After delays and increased costs blamed on materials price jumps related to the pandemic, the Public Safety Complex at the site of the former St. Mary’s Hospital in North Knoxville opened this spring.
“I'm really pleased that we've moved into the new Public Safety Complex,” Kincannon said. “That's a huge, huge deal. If the city hadn't made a commitment to the community back in 2019, it could have sat as a blighted property for who-knows-how long. It's hard to redevelop big properties like that, that are abandoned by other entities.”
Work has finally begun on the multi-use stadium adjacent to the Old City proposed by Tennessee Smokies owner and University of Tennessee President Randy Boyd. Like the Public Safety Complex, materials price increases led to a higher price tag — now $114 million — and delays in starting the project.
Kincannon and Jacobs persuaded their respective legislative bodies to create a city-county Sports Authority to oversee construction and operations of the stadium. Though the stadium is not scheduled to open until the spring of 2025, development activity has begun in the Old City and in the moribund warehouse district surrounding the site.
“I always said that if I thought the benefits for the people of Knoxville outweighed the costs, I would be supportive, and I'm confident that the benefits do outweigh the costs,” she said.
Second Term Priorities
If elected to a second term, Kincannon said, she would focus on simultaneously supporting economic development and improving the conditions of the less fortunate.
“Not only can we do both those things at the same time, we must, because the way we help the least among us, the people who are really struggling to keep a roof over their heads and keep food on the table, is to have a strong, robust economy,” she said.
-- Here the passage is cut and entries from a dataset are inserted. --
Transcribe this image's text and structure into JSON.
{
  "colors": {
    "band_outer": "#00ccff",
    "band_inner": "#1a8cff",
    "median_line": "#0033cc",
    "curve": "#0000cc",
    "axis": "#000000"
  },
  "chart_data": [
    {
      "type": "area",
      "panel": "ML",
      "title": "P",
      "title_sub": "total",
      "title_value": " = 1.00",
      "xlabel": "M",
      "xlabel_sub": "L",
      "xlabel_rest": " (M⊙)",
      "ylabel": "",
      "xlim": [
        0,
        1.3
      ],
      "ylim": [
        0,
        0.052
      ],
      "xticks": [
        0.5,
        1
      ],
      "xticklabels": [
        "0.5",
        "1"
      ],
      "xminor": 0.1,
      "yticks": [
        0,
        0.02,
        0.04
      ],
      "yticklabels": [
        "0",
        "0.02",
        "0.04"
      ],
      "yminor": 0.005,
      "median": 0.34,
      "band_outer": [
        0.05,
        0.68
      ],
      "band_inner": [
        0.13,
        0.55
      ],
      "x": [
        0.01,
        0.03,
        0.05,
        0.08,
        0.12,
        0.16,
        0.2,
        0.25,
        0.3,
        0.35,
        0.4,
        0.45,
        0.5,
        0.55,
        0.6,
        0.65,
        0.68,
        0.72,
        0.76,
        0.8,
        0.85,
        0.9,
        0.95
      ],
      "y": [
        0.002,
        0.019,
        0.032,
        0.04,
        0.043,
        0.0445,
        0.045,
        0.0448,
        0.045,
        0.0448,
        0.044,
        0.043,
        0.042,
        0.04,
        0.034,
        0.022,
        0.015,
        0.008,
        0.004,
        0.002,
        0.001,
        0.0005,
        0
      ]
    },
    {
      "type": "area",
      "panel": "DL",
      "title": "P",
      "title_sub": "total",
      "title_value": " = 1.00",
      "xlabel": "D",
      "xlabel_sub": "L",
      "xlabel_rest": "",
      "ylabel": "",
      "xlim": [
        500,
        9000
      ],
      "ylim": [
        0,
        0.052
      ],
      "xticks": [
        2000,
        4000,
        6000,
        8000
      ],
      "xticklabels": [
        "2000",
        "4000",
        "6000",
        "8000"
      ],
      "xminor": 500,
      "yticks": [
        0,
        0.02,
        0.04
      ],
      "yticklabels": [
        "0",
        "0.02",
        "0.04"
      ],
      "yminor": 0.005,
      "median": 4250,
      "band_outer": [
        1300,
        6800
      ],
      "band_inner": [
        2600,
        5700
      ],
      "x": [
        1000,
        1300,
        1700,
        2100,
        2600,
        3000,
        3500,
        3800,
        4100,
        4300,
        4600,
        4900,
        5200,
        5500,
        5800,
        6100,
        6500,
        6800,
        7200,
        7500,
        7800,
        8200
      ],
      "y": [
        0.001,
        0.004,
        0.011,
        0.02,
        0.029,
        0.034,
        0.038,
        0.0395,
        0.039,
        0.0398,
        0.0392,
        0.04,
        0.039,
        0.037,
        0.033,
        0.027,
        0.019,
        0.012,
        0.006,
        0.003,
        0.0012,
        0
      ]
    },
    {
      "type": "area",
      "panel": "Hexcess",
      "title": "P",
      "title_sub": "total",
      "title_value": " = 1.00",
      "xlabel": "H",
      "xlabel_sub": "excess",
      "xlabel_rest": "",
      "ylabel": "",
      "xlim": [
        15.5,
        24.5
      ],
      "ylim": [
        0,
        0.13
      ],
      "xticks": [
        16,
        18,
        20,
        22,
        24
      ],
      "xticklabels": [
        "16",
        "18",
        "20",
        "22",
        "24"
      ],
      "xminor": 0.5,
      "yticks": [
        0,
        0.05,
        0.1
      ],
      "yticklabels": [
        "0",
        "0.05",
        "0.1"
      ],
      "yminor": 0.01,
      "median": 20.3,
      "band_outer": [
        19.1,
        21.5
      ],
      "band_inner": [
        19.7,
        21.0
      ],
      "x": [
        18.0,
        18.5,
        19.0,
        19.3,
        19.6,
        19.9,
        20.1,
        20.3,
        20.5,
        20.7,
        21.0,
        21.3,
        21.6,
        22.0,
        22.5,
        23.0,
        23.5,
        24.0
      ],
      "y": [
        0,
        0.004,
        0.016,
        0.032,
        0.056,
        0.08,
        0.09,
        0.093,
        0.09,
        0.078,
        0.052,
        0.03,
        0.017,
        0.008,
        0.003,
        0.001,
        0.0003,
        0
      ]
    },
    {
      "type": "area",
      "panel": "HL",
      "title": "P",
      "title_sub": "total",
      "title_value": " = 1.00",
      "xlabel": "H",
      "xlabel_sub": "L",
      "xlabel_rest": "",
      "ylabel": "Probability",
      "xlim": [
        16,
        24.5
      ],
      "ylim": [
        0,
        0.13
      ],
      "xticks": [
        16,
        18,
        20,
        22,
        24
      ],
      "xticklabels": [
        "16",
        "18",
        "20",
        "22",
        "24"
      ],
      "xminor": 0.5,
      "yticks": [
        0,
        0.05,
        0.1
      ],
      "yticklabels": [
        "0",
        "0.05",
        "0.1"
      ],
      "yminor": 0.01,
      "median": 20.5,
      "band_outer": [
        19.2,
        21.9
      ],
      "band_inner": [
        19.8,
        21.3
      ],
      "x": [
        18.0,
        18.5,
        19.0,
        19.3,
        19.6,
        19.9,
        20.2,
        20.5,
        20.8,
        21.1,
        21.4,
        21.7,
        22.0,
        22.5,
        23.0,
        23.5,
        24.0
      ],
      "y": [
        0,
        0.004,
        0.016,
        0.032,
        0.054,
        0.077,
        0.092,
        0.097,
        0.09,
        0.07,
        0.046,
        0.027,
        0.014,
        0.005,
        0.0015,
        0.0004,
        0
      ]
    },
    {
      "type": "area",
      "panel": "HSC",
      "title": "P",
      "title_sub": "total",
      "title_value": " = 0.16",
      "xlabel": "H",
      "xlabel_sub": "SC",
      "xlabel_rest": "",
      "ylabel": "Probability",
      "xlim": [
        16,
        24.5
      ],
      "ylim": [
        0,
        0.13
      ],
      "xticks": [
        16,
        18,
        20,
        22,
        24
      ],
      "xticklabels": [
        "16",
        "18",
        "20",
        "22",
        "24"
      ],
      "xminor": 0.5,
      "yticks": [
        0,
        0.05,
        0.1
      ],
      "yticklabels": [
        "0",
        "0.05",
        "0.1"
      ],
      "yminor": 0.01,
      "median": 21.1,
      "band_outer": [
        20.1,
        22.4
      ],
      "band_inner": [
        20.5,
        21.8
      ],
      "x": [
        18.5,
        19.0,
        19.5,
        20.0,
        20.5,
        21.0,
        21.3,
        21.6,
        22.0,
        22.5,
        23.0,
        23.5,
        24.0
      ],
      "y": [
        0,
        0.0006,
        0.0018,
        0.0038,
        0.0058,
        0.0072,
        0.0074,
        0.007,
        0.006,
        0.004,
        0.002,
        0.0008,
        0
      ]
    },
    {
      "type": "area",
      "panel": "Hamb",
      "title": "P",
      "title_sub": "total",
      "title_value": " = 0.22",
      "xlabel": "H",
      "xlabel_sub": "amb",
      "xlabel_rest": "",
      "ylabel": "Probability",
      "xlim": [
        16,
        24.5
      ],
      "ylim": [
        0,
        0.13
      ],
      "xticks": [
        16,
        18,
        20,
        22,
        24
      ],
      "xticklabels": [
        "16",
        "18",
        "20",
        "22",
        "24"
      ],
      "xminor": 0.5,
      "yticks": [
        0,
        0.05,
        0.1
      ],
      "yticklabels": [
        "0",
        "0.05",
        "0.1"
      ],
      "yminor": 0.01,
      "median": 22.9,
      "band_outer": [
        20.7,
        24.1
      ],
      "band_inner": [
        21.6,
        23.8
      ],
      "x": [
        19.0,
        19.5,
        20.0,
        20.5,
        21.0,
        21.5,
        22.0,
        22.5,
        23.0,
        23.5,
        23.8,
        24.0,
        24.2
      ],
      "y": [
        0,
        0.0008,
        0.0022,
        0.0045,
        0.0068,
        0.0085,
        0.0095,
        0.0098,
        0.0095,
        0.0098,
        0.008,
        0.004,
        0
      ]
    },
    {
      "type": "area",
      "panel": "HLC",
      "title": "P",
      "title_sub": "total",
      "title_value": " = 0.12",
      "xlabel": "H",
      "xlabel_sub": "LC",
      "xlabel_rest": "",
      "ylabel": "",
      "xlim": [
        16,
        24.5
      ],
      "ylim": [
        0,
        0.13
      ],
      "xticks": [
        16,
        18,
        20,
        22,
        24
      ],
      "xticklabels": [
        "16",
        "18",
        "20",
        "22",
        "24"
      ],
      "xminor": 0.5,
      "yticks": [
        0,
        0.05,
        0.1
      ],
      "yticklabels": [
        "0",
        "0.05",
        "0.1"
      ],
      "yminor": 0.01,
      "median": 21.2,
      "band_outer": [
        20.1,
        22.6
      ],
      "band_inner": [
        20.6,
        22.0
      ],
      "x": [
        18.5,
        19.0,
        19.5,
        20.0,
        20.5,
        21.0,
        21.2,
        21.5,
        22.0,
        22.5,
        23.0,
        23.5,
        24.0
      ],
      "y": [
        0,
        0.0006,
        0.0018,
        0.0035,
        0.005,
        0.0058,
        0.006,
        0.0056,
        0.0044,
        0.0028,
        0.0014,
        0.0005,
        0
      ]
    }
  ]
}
She said the city would continue to make infrastructure improvements in the Burlington neighborhood of East Knoxville, develop the Urban Wilderness Gateway park, and pursue funding for a pedestrian bridge between the University of Tennessee campus and the South Waterfront. Creating safer streets for pedestrians and bicyclists will be a priority.
She pledged to reduce violent crime — and has noted that crime statistics are trending lower this year — by getting KPD closer to full staffing, continuing police culture reform efforts, and expanding violence prevention and interruption initiatives.
Kincannon said the city would also continue supporting the social service nonprofits and other entities that help people get back on their feet.
She said people from all sectors of the city share similar concerns, especially about basic services like trash removal, parks maintenance and speeding.
“I keep my promises,” Kincannon said. “I'm not always flashy about things, but we get a lot of things done and that's what I’ll promise to do during the second term — continue our progress on housing, on public safety, accommodating all the energy and growth in our city.”